Men shaved their beards only as a sign of intense fear. Conversely, because so many men shave their faces today, growing a beard can also be a sign of grief. A man also had to shave his body when he was sick with an illness to rid his body of the disease. While a Spanish law of 1408 forbade Jews from growing beards, Jews in Germany and Italy removed their beards in the late 1600s using pumice stone and chemical epilators (a shaving powder or cream). These methods left the face smooth and gave the impression of having been shaved and would not have been banned because they did not use razors. The prohibitions on shaving probably stem from the fact that in biblical times, shaving or shaping facial hair was a pagan practice. Maimonides said that cutting off the “corners of the beard” was an idolatrous custom (Moreh 3:37), for it is believed that the Hittites, Elamites, and Sumerians were clean-shaven. Egyptians are also depicted with elongated and carefully cut goatee.

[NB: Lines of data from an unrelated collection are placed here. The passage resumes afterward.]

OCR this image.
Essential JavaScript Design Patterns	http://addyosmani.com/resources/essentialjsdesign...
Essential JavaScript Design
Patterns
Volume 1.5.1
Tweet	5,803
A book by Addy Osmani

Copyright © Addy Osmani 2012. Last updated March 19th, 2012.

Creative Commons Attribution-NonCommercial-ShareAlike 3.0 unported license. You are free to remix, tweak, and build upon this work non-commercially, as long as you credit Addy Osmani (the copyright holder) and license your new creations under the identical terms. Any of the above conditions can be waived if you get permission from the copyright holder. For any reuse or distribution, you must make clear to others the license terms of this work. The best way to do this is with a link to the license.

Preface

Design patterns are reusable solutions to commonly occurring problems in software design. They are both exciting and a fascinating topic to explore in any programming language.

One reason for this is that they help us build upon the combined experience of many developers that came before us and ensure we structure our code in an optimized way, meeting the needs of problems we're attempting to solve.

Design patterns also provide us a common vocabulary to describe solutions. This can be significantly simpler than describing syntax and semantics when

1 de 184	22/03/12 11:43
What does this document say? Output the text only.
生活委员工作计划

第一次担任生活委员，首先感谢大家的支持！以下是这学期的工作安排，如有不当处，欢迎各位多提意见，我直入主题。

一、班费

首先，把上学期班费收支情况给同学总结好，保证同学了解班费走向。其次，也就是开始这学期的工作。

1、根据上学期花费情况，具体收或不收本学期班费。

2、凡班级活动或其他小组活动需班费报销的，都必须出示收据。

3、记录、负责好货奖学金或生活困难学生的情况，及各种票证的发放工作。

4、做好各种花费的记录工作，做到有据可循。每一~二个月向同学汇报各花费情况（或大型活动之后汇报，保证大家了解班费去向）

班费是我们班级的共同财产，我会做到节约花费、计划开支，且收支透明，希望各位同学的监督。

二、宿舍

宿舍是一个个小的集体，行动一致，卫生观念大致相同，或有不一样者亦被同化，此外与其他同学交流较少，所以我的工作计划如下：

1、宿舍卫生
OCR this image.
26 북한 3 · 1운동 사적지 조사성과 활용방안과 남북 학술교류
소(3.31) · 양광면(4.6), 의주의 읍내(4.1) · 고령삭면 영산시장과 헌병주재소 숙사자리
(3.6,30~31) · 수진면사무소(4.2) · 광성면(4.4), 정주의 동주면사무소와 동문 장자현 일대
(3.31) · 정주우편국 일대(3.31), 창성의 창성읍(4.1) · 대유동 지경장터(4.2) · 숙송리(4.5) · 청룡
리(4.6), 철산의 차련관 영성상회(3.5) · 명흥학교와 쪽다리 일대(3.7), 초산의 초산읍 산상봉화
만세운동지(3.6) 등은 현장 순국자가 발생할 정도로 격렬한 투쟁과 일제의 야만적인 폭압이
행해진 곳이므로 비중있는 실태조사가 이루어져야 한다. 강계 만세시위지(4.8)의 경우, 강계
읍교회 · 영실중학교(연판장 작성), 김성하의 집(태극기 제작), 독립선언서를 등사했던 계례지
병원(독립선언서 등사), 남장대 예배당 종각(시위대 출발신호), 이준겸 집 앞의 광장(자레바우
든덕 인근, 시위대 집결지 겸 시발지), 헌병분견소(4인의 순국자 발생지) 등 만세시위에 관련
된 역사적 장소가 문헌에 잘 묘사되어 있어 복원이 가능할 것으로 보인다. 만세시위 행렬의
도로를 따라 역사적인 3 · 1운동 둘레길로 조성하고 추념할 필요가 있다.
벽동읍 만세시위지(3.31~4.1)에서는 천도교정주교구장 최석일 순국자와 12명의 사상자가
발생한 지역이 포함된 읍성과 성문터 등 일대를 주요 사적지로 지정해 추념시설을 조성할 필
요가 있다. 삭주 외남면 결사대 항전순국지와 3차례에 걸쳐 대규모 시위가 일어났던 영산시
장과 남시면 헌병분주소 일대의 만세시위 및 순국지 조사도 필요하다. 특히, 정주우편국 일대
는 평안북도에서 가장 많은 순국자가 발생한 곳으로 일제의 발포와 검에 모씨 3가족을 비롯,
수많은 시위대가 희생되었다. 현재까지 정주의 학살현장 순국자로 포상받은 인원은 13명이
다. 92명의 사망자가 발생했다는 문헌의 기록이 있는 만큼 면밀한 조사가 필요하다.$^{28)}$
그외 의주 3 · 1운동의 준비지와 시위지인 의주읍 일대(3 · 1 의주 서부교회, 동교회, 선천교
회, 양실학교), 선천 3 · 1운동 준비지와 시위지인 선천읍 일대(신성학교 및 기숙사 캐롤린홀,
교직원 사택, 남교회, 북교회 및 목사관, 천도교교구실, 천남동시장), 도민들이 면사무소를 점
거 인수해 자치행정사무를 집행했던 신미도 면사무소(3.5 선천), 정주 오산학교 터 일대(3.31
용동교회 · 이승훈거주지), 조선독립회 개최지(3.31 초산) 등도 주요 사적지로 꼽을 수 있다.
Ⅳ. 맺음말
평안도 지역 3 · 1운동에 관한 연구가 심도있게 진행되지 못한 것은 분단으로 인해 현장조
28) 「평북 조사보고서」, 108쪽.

Although the term is different here – shaving as opposed to tonsure – Rimon Kosher suggests in his commentary Mikra LeYisrael (ad loc.) that the first move could be parallel to the tonsuration ban in lev. 21:5.[12] If correct, it would mean that the biblical authors used some of these rules and terms interchangeably. [2] The Talmud (b. Kiddushin 35b) devotes almost an entire page to proving that these laws apply only to men and not to women. Although rabbis use a number of homiletic devices to prove this, it seems intuitive, as women usually can`t (there are always exceptions) grow beards or sideburns. AP — Facial hair is fashionable around the world these days, but in Jerusalem, beards have never gone out of fashion, projecting religious mysticism, nationalism and ideals of masculinity. The practice of growing a beard and not shaving is widespread among the Hasidim, originally from Eastern Europe. Eastern European rabbis understood the mitzvah of the beard as a ban on shaving one`s face. The custom of religious Jews wearing beards is rooted in a passage in the biblical book of Leviticus that forbids “destroying” the edges of the beard and forbidding shaving with a blade.

While Jewish law allows the use of electric razors or scissors to trim beards, some sects do not shave at all. For Hasidic and some other Orthodox men, the practice of not shaving at all extends to the side loops, known in Hebrew as payot (often spelled and pronounced payos or payes) – literally “corners.” As with beards, practices on Payot vary within orthodoxy.